Organic field-effect transistors (OFETs), as essential building blocks for next-generation devices, are being widely incorporated in flexible and transparent electronics. To enhance the performance of OFETs, the transistor number density must be increased, and the operating voltage must be decreased. Downsizing fabrication methods must be used to achieve a high transistor density. However, traditional downsizing fabrication techniques such as photolithography, extreme ultraviolet lithography, or e-beam lithography involve extensive fabrication processes and require expensive equipment.

This study provides a novel strategy for downsizing, in which a shrink film (pre-stressed polystyrene (PS), in which the entanglement of the polymer chain is used to store and release the internal stress during cooling or heating) is used as the substrate of a thin-film OFET device, and the device is shrunk through heating. When the heating temperature exceeds the glass transition temperature, the shrink film substrate releases the internal stress and decreases the projective area of the device by over 78% (the projective channel width and length decrease by approximately 53.5%). This method can effectively increase the transistor number density by four times through simple heating equipment and a facile process.
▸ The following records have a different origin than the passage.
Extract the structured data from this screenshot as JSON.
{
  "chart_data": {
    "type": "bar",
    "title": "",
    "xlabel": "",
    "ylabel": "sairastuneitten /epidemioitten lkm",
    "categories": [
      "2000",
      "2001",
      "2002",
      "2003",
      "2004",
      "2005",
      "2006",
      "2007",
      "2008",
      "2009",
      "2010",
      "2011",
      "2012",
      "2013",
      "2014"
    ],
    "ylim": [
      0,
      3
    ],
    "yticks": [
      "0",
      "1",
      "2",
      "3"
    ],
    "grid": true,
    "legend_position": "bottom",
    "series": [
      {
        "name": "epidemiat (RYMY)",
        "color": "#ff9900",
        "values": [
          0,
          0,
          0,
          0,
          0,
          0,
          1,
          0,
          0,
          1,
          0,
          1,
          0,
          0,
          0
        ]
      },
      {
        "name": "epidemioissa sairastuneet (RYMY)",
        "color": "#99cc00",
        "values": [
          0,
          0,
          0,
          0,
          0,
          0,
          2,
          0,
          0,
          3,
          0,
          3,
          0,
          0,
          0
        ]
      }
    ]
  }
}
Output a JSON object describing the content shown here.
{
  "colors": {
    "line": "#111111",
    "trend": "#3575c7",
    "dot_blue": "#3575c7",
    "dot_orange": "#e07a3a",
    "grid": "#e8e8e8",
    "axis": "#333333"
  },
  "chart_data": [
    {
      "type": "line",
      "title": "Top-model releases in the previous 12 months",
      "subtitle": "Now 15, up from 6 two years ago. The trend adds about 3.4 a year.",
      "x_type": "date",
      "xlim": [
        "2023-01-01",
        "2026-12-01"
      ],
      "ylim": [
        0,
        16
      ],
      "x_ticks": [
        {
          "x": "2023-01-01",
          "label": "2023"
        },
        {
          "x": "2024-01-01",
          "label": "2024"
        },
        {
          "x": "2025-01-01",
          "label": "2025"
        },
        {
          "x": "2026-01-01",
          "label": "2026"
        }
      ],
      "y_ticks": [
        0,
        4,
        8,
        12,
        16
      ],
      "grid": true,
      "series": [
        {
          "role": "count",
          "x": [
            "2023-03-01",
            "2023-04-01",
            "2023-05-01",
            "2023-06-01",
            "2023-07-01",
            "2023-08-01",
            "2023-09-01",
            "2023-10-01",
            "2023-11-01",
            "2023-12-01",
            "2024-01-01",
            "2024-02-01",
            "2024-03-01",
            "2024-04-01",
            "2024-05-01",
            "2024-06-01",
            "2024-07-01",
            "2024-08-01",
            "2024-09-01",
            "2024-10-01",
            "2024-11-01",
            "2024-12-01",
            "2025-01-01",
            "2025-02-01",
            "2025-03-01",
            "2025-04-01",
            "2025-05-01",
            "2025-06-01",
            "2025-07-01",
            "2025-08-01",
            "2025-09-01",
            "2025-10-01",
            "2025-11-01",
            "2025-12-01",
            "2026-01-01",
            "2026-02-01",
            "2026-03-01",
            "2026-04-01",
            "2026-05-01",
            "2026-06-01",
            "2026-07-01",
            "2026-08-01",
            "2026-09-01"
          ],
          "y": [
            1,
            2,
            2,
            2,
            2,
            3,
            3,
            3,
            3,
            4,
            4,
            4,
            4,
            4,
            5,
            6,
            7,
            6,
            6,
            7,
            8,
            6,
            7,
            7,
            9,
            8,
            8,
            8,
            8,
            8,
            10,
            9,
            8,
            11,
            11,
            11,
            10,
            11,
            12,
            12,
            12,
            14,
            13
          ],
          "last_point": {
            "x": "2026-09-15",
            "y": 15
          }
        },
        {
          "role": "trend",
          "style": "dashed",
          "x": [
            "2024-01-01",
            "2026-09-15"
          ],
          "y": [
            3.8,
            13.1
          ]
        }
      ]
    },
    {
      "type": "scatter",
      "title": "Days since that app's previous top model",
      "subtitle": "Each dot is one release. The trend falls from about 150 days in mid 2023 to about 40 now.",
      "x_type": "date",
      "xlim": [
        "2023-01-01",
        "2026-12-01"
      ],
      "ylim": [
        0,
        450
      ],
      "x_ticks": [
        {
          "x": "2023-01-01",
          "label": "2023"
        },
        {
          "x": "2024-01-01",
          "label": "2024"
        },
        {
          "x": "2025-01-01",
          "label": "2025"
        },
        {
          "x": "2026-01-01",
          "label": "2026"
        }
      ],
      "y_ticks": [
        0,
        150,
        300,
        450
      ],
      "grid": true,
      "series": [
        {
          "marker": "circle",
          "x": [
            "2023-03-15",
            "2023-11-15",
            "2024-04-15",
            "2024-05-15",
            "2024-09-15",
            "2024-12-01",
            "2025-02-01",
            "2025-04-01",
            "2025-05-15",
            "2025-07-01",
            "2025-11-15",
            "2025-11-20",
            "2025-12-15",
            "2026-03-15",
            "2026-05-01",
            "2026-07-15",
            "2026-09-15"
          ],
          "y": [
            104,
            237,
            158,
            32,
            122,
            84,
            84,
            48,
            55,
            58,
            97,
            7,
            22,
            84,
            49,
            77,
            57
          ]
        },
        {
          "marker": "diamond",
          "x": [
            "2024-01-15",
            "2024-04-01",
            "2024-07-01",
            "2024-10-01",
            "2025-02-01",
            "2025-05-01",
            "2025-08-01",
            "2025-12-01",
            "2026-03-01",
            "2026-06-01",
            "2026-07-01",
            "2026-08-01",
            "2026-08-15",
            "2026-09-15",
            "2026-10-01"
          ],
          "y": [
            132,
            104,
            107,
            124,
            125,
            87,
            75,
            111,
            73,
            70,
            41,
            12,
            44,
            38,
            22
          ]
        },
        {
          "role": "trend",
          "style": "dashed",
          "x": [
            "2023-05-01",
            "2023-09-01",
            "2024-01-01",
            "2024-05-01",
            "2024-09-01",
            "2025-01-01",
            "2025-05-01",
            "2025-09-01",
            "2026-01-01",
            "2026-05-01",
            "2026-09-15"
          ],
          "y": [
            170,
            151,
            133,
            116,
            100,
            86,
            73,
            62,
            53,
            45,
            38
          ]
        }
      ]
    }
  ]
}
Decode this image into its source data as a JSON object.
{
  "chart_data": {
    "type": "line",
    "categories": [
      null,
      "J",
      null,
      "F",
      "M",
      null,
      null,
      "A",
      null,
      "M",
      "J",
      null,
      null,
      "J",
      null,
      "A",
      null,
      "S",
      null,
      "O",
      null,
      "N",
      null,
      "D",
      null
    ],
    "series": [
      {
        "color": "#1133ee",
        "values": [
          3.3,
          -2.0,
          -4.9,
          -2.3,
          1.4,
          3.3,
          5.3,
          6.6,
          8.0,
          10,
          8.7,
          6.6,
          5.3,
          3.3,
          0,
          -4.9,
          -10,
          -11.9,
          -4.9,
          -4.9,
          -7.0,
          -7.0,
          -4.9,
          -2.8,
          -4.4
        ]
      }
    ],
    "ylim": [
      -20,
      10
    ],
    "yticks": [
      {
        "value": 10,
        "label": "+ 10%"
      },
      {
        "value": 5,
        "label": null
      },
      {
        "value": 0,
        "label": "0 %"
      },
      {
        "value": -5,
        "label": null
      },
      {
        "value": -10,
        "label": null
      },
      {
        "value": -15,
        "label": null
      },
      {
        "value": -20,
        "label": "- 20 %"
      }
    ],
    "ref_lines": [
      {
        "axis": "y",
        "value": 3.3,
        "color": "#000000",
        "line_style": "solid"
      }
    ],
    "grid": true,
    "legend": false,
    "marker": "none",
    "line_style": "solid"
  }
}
The shrinking method can also enhance the OFET performance. The shrunk OFET device exhibits a wrinkle morphology, in which the dielectric layer has a nonuniform electric field distribution. Therefore, the electric field in the concave wrinkle region and areal capacitance of the dielectric layer area increase. The electric field is intensified when the wrinkle size decreases and number increases, thereby enhancing the device performance. Therefore, the subthreshold voltage of the transistor decreases from -1.44 V (before shrinking) to -0.18 V (after shrinking) with a subthreshold swing of 74 mV/dec and intrinsic gain of 4.151 × 10^4. The shrunk OFET device outperforms the existing OFET devices.

This result demonstrates that the shrinking method is a low cost and time-saving downsizing method, and the wrinkle structure can enhance the device performance. Shrunk OFET devices can function as low-voltage operating devices for high sensitivity applications such as low power digital circuits and bio-wearable devices.